In her career as a dermal therapist working with skin, Sally met many women wanting to know how to age well. For Sally, ageing well isn’t about trying to stay young and she blames the media for being “very unkind” to women.
“Unfortunately, there is a big culture in our society about young being better than old.”
The loss of her husband put into perspective the value of ageing. Sally began to hear things like “ageing sucks, who wants to grow old.”
“My husband would have liked to grow old,” says Sally.
“My husband would love to be here watching his children grow up. He’d love to be here with me doing all the things we had planned to do in our later life.”
“It’s from there I began to feel that ageing is the same as living. When we start putting negative associations to ageing, we put negative associations to living.”
The power of gratitude
Beginning to feel more gratitude can make an immediate difference to life. Thinking positively and being gratefully can make a physiological reaction and change neurons in the brain, says Sally.

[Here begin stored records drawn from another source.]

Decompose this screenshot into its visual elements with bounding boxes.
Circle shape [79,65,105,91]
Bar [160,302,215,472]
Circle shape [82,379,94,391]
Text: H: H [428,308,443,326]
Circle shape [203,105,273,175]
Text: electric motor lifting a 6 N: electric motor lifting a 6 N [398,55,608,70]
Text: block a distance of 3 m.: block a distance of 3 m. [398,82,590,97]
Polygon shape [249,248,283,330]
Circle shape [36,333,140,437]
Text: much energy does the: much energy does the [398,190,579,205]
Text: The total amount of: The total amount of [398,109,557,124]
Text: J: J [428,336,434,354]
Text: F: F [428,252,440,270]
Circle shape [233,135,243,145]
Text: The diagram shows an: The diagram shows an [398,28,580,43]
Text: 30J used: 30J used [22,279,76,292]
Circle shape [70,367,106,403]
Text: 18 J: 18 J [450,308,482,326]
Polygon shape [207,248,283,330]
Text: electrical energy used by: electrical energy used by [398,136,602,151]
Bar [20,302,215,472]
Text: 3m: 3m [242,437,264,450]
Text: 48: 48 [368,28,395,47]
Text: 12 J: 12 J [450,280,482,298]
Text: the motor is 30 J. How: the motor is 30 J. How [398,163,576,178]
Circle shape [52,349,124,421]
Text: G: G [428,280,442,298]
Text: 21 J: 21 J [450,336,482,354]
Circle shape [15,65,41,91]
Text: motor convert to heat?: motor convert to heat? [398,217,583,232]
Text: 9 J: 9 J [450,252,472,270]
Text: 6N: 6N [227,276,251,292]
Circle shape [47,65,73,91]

“I am obviously a different woman. I have a lot more compassion and empathy than what I had before and have a real need to help women with loss.”
“It’s more than an attitude, it’s a way of life and it ripples out to every aspect of your life.”
This change in Sally’s life has allowed her to be more effective in helping people with their own loss. Loss can be as much as losing a loved one but also include empty nesting and other issues.
“I feel that experience has given me a foundation for helping women move forward, which is what I want to do with Ageing Gratefully. I am interested in helping women deal with their loss, carry it differently and then move forward.”
“It’s very important to process these feelings but not stay there,” she stresses.
Being intentional and searching for a reason to be grateful is something that everyone can do. Even small things like being alive to breathe are helpful to get started, especially in traumatic times.
“It doesn’t need to be complicated. It’s about focusing in and finding something that you’re grateful for.”
Being grateful starts with living in the moment says Sally.
“Gratitude brings us into the present moment. It allows us to create our future intentionally.”
“God is in the moment so we actually see the miracle of our moments.”